Looking forward, the Bank of England and Swiss National Bank policy decisions headline the economic docket with both central banks expected to keep benchmark interest rates on hold.
Source – Trading View
ECB TLTRO III Could Define Risk Appetite
The European Central Bank’s targeted longer-term refinancing operations (TLTRO) for June could define market risk appetite and provide an assessment of the current health of the interbank lending system.
TLTRO III was introduced by the ECB to “materially reduce the potentially adverse impact of tightening market-based funding conditions on lending to firms and households” through the provision of short-term three-month loans.
Isabel Schnabel, ECB executive board member responsible for market operations, forecasts an overall uptake of €1.4 trillion for the program, which may provide a baseline for investors attempting to assess the effectiveness of one of the central bank’s primary monetary policy weapons.
Demand in line with this figure may stimulate appetite for risk and confirm the operation’s viability in continuing to support credit markets, as a “cautious recovery in activity is currently taking place”.
Source – European Central Bank (ECB)
Bank of England Rate Decision on Tap
The Bank of England is expected to keep the key bank rate at the record low of 0.1%, despite the suggestion that the central bank may be contemplating the implementation of a negative interest rate policy (NIRP).
With Governor Andrew Bailey and his counterparts voting unanimously to leave the benchmark interest rate untouched at their most recent meeting in May, it seems unlikely that the BoE will start their journey down the negative rates path in the short-term.
However, with consumer price inflation (CPI) falling to its lowest rate since June 2016, an announcement of a top-up to the £645 billion Asset Purchase Facility (AFP) is expected by market participants.

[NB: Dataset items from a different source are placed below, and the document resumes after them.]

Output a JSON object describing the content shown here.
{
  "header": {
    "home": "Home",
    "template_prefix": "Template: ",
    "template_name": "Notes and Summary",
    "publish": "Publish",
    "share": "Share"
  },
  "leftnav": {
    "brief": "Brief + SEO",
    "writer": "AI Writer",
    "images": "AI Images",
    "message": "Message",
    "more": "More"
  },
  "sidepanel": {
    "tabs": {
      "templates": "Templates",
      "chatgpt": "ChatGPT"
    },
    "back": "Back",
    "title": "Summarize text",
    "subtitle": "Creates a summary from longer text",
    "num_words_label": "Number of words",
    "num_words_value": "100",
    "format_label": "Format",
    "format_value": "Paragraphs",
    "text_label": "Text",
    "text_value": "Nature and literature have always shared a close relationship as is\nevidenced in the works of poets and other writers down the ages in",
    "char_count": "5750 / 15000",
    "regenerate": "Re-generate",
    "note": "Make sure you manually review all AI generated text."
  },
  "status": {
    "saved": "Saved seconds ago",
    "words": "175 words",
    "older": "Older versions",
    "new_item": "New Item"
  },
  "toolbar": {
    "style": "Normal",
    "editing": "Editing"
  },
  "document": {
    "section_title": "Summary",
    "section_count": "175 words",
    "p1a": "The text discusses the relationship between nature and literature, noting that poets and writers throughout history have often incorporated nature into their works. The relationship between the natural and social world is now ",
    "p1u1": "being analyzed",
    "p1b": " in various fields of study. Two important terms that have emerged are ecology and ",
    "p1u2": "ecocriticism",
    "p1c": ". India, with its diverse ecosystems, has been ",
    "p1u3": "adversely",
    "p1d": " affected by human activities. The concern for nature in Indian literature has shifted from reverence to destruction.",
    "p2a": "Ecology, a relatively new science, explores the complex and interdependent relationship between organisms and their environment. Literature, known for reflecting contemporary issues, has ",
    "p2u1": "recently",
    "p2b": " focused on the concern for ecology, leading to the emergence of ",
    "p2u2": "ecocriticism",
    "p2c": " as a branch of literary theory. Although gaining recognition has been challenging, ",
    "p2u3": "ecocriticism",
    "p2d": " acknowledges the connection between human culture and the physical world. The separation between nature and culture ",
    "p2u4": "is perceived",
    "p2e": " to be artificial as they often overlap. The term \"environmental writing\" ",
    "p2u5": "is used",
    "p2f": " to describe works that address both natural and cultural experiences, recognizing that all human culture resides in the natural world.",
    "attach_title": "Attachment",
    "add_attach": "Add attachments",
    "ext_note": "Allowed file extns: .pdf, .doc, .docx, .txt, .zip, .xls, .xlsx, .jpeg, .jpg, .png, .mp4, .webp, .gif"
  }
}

Two members voting for an additional £100 billion increase last month provide a ball-park figure on the possible expansion.
GBP/USD has remained confined within a tight trading range, bouncing between 50-MA support (1.2465) and 200-MA resistance (1.2610), as investors look to the upcoming Bank of England rate decision for future direction.
Downside bias lingers as the momentum indicator fails to follow price to fresh highs, suggesting the British Pound may continue its recent decline against its US Dollar counterpart.
The inability for price to sustain its push above the April high (1.2648) reinforces the weakness seen in technical indicators, as the RSI swiftly retreated just shy of registering its first overbought readings since December 2019.
Convergence of the 50-MA (1.2465), with the uptrend from the March low (1.1410), may provide a supportive base for price to push back to test monthly high (1.2813), if buyers are able to overcome resistance at the 200-MA (1.2610) and April high (1.2648).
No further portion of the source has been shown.